I spoke with one of the AI leaders at Entelo this week and we discussed the need to create "interpretive" and "transparent" AI systems. In other words, whenever the system makes a decision, it should tell us why it made this decision, so we as humans can decide if the criteria it used are still accurate. He told me this is one of their most important criteria for new tools, and unfortunately today most AI systems are a complete black box.
Consider what happens when an autonomous vehicle has a crash. We spend a lot of time diagnosing how it happened, what visual or algorithmic systems failed, and what conditions could have led to the accident. What if AI makes the wrong recommendation on a salary adjustment or a management intervention? Will we find out? Will we diagnose it? Will we even notice until it’s too late? We have lots of work yet to do to instrument and learn how to “train” our management-base AI systems to work well.
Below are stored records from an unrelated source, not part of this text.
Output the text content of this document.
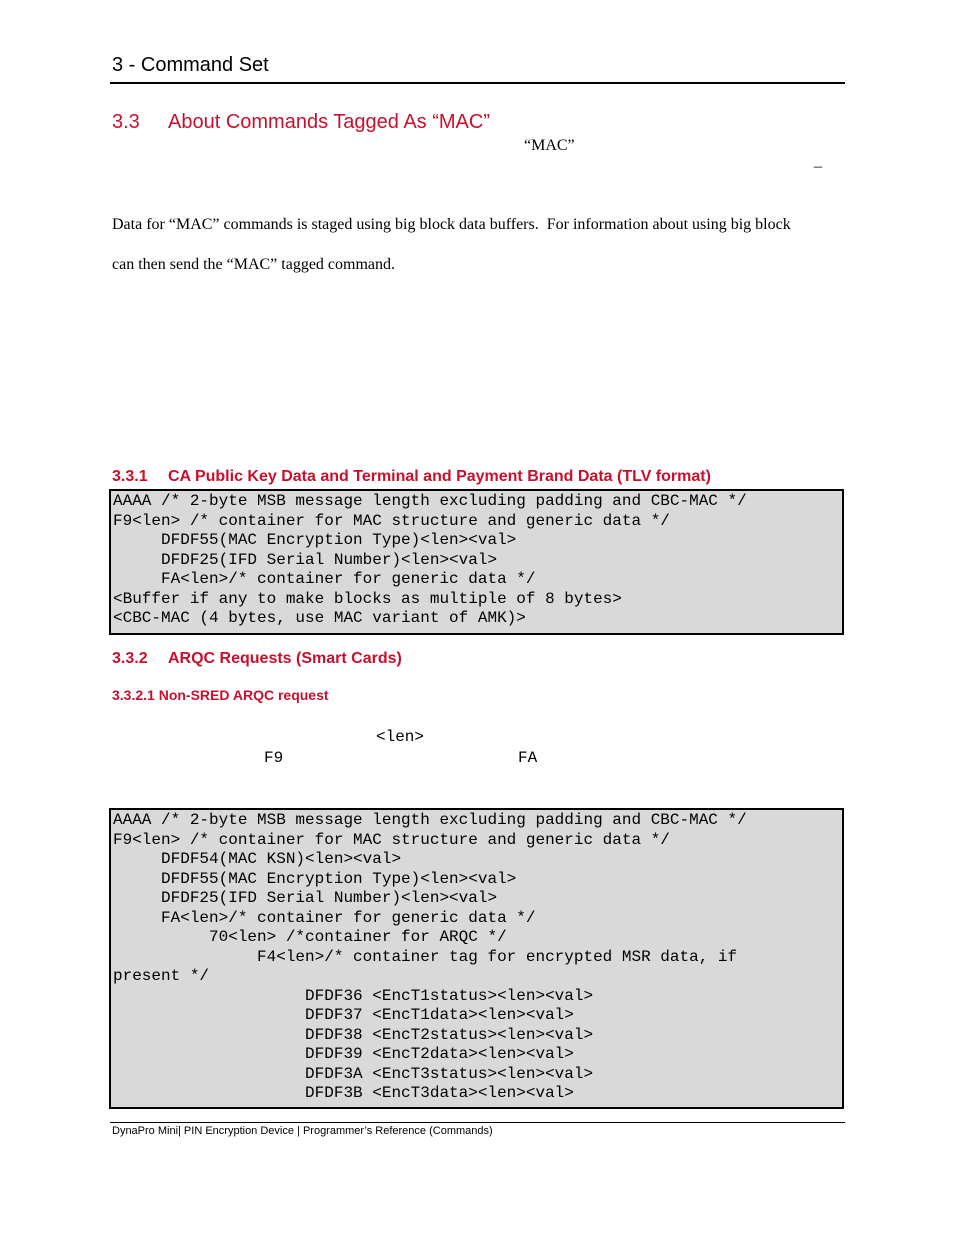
3 - Command Set
3.3 About Commands Tagged As “MAC”
“MAC”
–
Data for “MAC” commands is staged using big block data buffers.  For information about using big block
can then send the “MAC” tagged command.
3.3.1 CA Public Key Data and Terminal and Payment Brand Data (TLV format)
AAAA /* 2-byte MSB message length excluding padding and CBC-MAC */
F9<len> /* container for MAC structure and generic data */
DFDF55(MAC Encryption Type)<len><val>
DFDF25(IFD Serial Number)<len><val>
FA<len>/* container for generic data */
<Buffer if any to make blocks as multiple of 8 bytes>
<CBC-MAC (4 bytes, use MAC variant of AMK)>
3.3.2 ARQC Requests (Smart Cards)
3.3.2.1 Non-SRED ARQC request
<len>
F9	FA
AAAA /* 2-byte MSB message length excluding padding and CBC-MAC */
F9<len> /* container for MAC structure and generic data */
DFDF54(MAC KSN)<len><val>
DFDF55(MAC Encryption Type)<len><val>
DFDF25(IFD Serial Number)<len><val>
FA<len>/* container for generic data */
70<len> /*container for ARQC */
F4<len>/* container tag for encrypted MSR data, if
present */
DFDF36 <EncT1status><len><val>
DFDF37 <EncT1data><len><val>
DFDF38 <EncT2status><len><val>
DFDF39 <EncT2data><len><val>
DFDF3A <EncT3status><len><val>
DFDF3B <EncT3data><len><val>
DynaPro Mini| PIN Encryption Device | Programmer’s Reference (Commands)
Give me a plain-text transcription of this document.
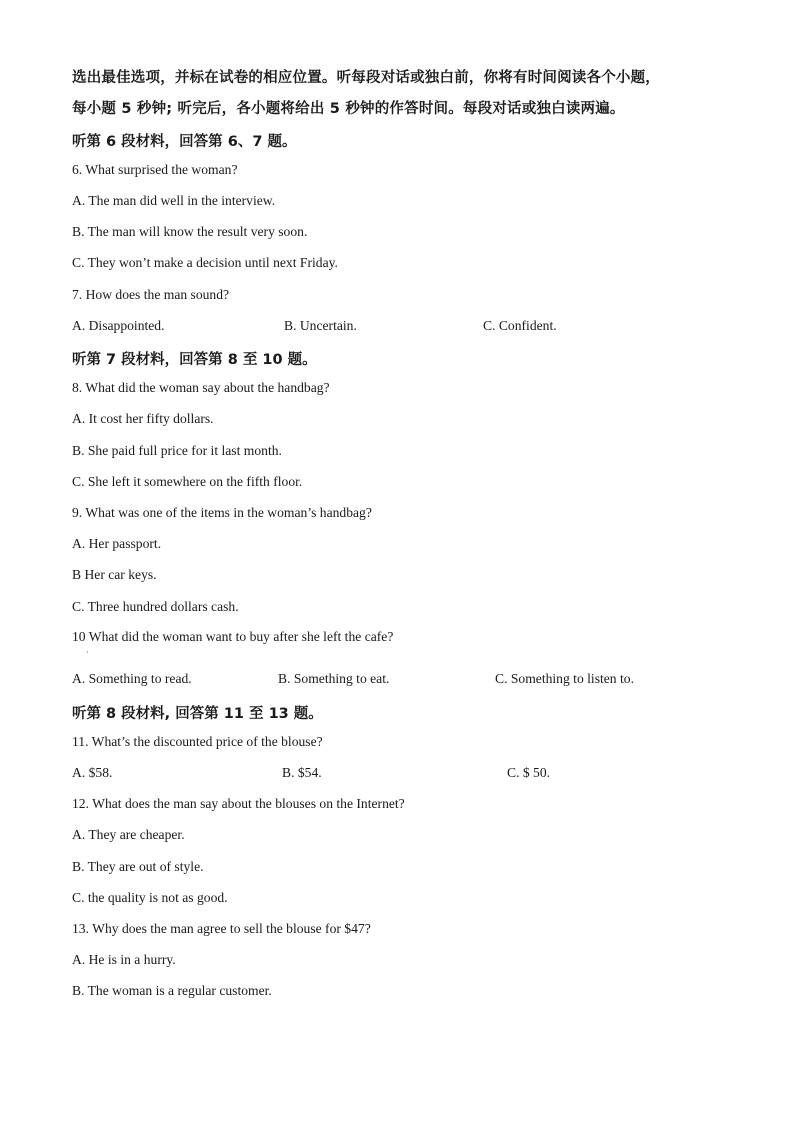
选出最佳选项，并标在试卷的相应位置。听每段对话或独白前，你将有时间阅读各个小题，
每小题 5 秒钟; 听完后，各小题将给出 5 秒钟的作答时间。每段对话或独白读两遍。
听第 6 段材料，回答第 6、7 题。
6. What surprised the woman?
A. The man did well in the interview.
B. The man will know the result very soon.
C. They won’t make a decision until next Friday.
7. How does the man sound?
A. Disappointed.	B. Uncertain.	C. Confident.
听第 7 段材料，回答第 8 至 10 题。
8. What did the woman say about the handbag?
A. It cost her fifty dollars.
B. She paid full price for it last month.
C. She left it somewhere on the fifth floor.
9. What was one of the items in the woman’s handbag?
A. Her passport.
B Her car keys.
C. Three hundred dollars cash.
10 What did the woman want to buy after she left the cafe?
·
A. Something to read.	B. Something to eat.	C. Something to listen to.
听第 8 段材料, 回答第 11 至 13 题。
11. What’s the discounted price of the blouse?
A. $58.	B. $54.	C. $ 50.
12. What does the man say about the blouses on the Internet?
A. They are cheaper.
B. They are out of style.
C. the quality is not as good.
13. Why does the man agree to sell the blouse for $47?
A. He is in a hurry.
B. The woman is a regular customer.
Right now the hype around AI is at an all-time high. Every HR software vendor wants you to believe they have a machine learning team and a best-of-breed AI solution. Yes, these capabilities are immensely important to this industry, but don't believe the hype.
The success of an HR tool will be dependent on many things: the accuracy and completeness of its algorithms, the ease of use of its systems, but more important than all its ability to provide what is called "narrow AI" – or very specific solutions that solve your problems. This can only be done when the vendor has massive amounts of data (to train its system) and they gain lots of feedback on how well it works. So I believe the barriers to entry are going to be focus, business strategy and client intimacy, not just having great engineers.
And don't buy a system that's a black box unless you can really prove it in your company. Every company's management and people decisions are often culture based, so we'll have to take time to try these systems in the real world and tune them for best use. IBM, for example, has spent years optimizing its AI-based compensation and career solutions for its company, culture and business model. They are now bringing these tools to corporate clients and finding that each implementation teaches IBM new things about the algorithms to make them better for that industry, culture or organizational need.
Despite these challenges and risks, the upside is enormous. Companies spend 40-60% of their revenue on payroll and much of this enormous expense is driven by management decisions we make on gut feel. As AI systems in HR get smarter, more proven, and more focused on specific problems, I believe we will see dramatic improvements in productivity, performance and employee well-being. We just have to be patient, vigilant, and willing to invest.